Щуплый парень, оттеснивший меня с края мостовой, к стене дома, форменным образом спас мне если не жизнь, то пару костей - сделай я еще пару шагов, угодила бы под тяжелое колесо телеги, очередной телеги, везущей осужденных на казнь. Сегодня их было немного, всего человек тридцать, причем большинство - мужчины; почти все сидели неподвижно, глядя в небо и глубоко вдыхая теплый летний воздух, но кто-то сломался: уткнулся носом себе в ладони и сдавленно рыдал. Таких было всего двое или трое, но у меня от этого не прибавилось сил смотреть на них. Я поспешно отвернулась и принялась протискиваться сквозь собравшуюся толпу зевак, чтобы как можно скорее оказаться на другой улице. Сделать это оказалось неожиданно легко: зевак было не так много, как раньше, и в их голосах я с удивлением услышала нотки сострадания.

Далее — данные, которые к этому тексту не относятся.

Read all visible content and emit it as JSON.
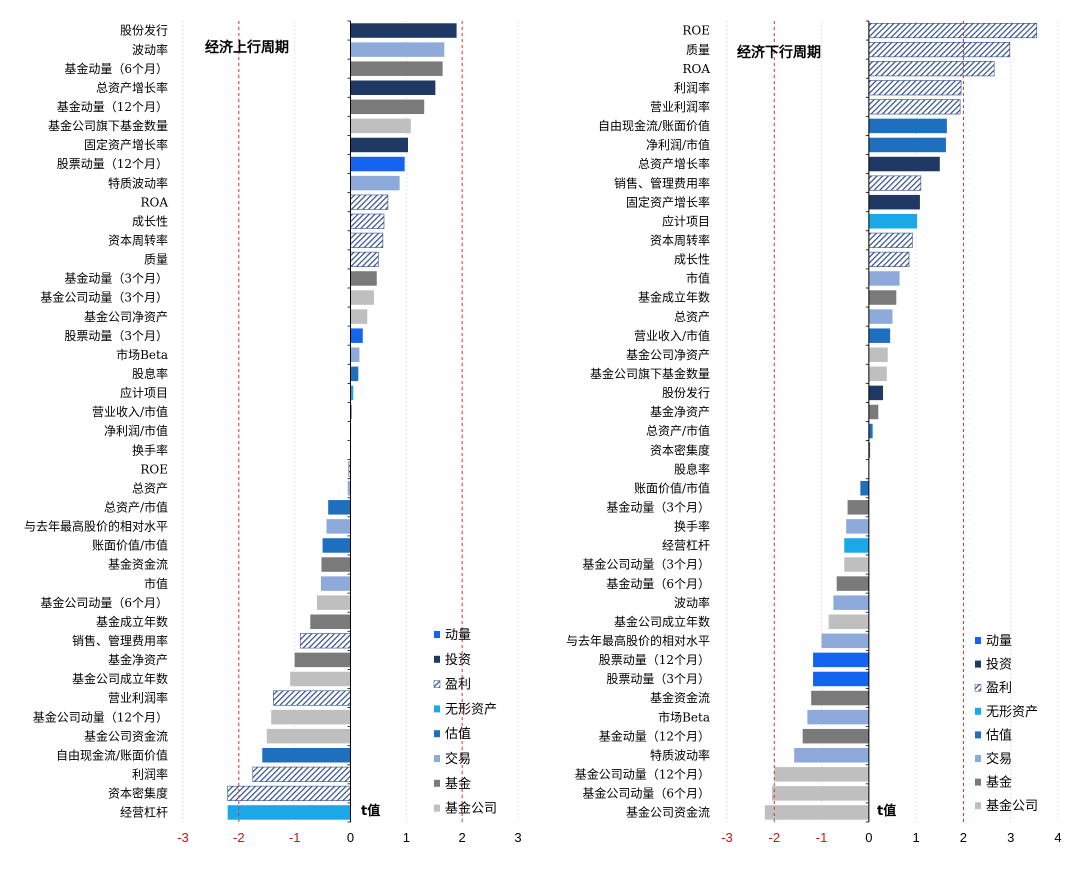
{
  "colors": {
    "momentum": "#1464f0",
    "investment": "#1f3864",
    "profit_fill": "#ffffff",
    "profit_hatch": "#2e4d8a",
    "intangible": "#1aa8e6",
    "valuation": "#1f6fbf",
    "trading": "#8eaadb",
    "fund": "#7a7a7a",
    "fund_company": "#bfbfbf",
    "ref_line": "#e03030",
    "tick_red": "#d01010"
  },
  "chart_data": [
    {
      "type": "bar",
      "orientation": "horizontal",
      "title": "经济上行周期",
      "xlabel": "t值",
      "xlim": [
        -3,
        3
      ],
      "xticks": [
        -3,
        -2,
        -1,
        0,
        1,
        2,
        3
      ],
      "reference_lines": [
        -2,
        2
      ],
      "categories": [
        "股份发行",
        "波动率",
        "基金动量（6个月）",
        "总资产增长率",
        "基金动量（12个月）",
        "基金公司旗下基金数量",
        "固定资产增长率",
        "股票动量（12个月）",
        "特质波动率",
        "ROA",
        "成长性",
        "资本周转率",
        "质量",
        "基金动量（3个月）",
        "基金公司动量（3个月）",
        "基金公司净资产",
        "股票动量（3个月）",
        "市场Beta",
        "股息率",
        "应计项目",
        "营业收入/市值",
        "净利润/市值",
        "换手率",
        "ROE",
        "总资产",
        "总资产/市值",
        "与去年最高股价的相对水平",
        "账面价值/市值",
        "基金资金流",
        "市值",
        "基金公司动量（6个月）",
        "基金成立年数",
        "销售、管理费用率",
        "基金净资产",
        "基金公司成立年数",
        "营业利润率",
        "基金公司动量（12个月）",
        "基金公司资金流",
        "自由现金流/账面价值",
        "利润率",
        "资本密集度",
        "经营杠杆"
      ],
      "values": [
        1.9,
        1.68,
        1.65,
        1.52,
        1.32,
        1.08,
        1.03,
        0.97,
        0.88,
        0.67,
        0.6,
        0.58,
        0.5,
        0.47,
        0.42,
        0.3,
        0.22,
        0.16,
        0.14,
        0.05,
        0.02,
        0.01,
        0.01,
        -0.03,
        -0.05,
        -0.4,
        -0.43,
        -0.5,
        -0.52,
        -0.53,
        -0.6,
        -0.72,
        -0.9,
        -1.0,
        -1.08,
        -1.38,
        -1.42,
        -1.5,
        -1.58,
        -1.75,
        -2.2,
        -2.2
      ],
      "groups": [
        "investment",
        "trading",
        "fund",
        "investment",
        "fund",
        "fund_company",
        "investment",
        "momentum",
        "trading",
        "profit",
        "profit",
        "profit",
        "profit",
        "fund",
        "fund_company",
        "fund_company",
        "momentum",
        "trading",
        "valuation",
        "intangible",
        "valuation",
        "valuation",
        "trading",
        "profit",
        "trading",
        "valuation",
        "trading",
        "valuation",
        "fund",
        "trading",
        "fund_company",
        "fund",
        "profit",
        "fund",
        "fund_company",
        "profit",
        "fund_company",
        "fund_company",
        "valuation",
        "profit",
        "profit",
        "intangible"
      ]
    },
    {
      "type": "bar",
      "orientation": "horizontal",
      "title": "经济下行周期",
      "xlabel": "t值",
      "xlim": [
        -3,
        4
      ],
      "xticks": [
        -3,
        -2,
        -1,
        0,
        1,
        2,
        3,
        4
      ],
      "reference_lines": [
        -2,
        2
      ],
      "categories": [
        "ROE",
        "质量",
        "ROA",
        "利润率",
        "营业利润率",
        "自由现金流/账面价值",
        "净利润/市值",
        "总资产增长率",
        "销售、管理费用率",
        "固定资产增长率",
        "应计项目",
        "资本周转率",
        "成长性",
        "市值",
        "基金成立年数",
        "总资产",
        "营业收入/市值",
        "基金公司净资产",
        "基金公司旗下基金数量",
        "股份发行",
        "基金净资产",
        "总资产/市值",
        "资本密集度",
        "股息率",
        "账面价值/市值",
        "基金动量（3个月）",
        "换手率",
        "经营杠杆",
        "基金公司动量（3个月）",
        "基金动量（6个月）",
        "波动率",
        "基金公司成立年数",
        "与去年最高股价的相对水平",
        "股票动量（12个月）",
        "股票动量（3个月）",
        "基金资金流",
        "市场Beta",
        "基金动量（12个月）",
        "特质波动率",
        "基金公司动量（12个月）",
        "基金公司动量（6个月）",
        "基金公司资金流"
      ],
      "values": [
        3.55,
        2.98,
        2.65,
        1.95,
        1.93,
        1.65,
        1.63,
        1.5,
        1.1,
        1.08,
        1.02,
        0.92,
        0.85,
        0.65,
        0.58,
        0.5,
        0.45,
        0.4,
        0.38,
        0.3,
        0.2,
        0.08,
        0.02,
        0.0,
        -0.18,
        -0.45,
        -0.48,
        -0.52,
        -0.52,
        -0.68,
        -0.75,
        -0.85,
        -1.0,
        -1.18,
        -1.18,
        -1.22,
        -1.3,
        -1.4,
        -1.58,
        -2.0,
        -2.05,
        -2.2
      ],
      "groups": [
        "profit",
        "profit",
        "profit",
        "profit",
        "profit",
        "valuation",
        "valuation",
        "investment",
        "profit",
        "investment",
        "intangible",
        "profit",
        "profit",
        "trading",
        "fund",
        "trading",
        "valuation",
        "fund_company",
        "fund_company",
        "investment",
        "fund",
        "valuation",
        "profit",
        "valuation",
        "valuation",
        "fund",
        "trading",
        "intangible",
        "fund_company",
        "fund",
        "trading",
        "fund_company",
        "trading",
        "momentum",
        "momentum",
        "fund",
        "trading",
        "fund",
        "trading",
        "fund_company",
        "fund_company",
        "fund_company"
      ]
    }
  ],
  "legend": [
    {
      "key": "momentum",
      "label": "动量"
    },
    {
      "key": "investment",
      "label": "投资"
    },
    {
      "key": "profit",
      "label": "盈利"
    },
    {
      "key": "intangible",
      "label": "无形资产"
    },
    {
      "key": "valuation",
      "label": "估值"
    },
    {
      "key": "trading",
      "label": "交易"
    },
    {
      "key": "fund",
      "label": "基金"
    },
    {
      "key": "fund_company",
      "label": "基金公司"
    }
  ]
}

- Бедные парни, - вздохнула какая-то торговка, продающая разноцветные платки, - когда это кончится?..

- Вот уж не знаю, - сварливо ответила ей другая, торгующая погремушками. - Сил уже нет на это смотреть.

- Что тут поделаешь, - встрял в их разговор мужчина, до сих пор безотрывно наблюдавший за телегами. - Так хотел Неподкупный!

Услышав знакомое прозвище, я остановилась, хотя краем ума понимала, что лучше будет уйти. Но я не могла пропустить этого: угроза, до сегодняшнего момента бродившая по улицам, как и я, неясным призраком, наконец-то обретала материальную форму, воплощалась в словах, сказанных с плохо сдерживаемым гневом:

- Так хотел Неподкупный! Это он отправляет этих несчастных на смерть!

- Да что ты говоришь, Этьен, - торговка с платками испуганно прикрыла рот ладонью. - Он всегда действовал на благо народа, мы все это знаем…

Мужчина, которого назвали Этьеном, громко фыркнул.

- Откуда ты знаешь? Из его речей?

- Прекрати! - воскликнула торговка и зажала пальцами уши. - Я не хочу это слушать!

- Он прав! - вдруг вступилась за Этьена та, которая торговала погремушками. - Только Неподкупному нужны все эти бесконечные казни!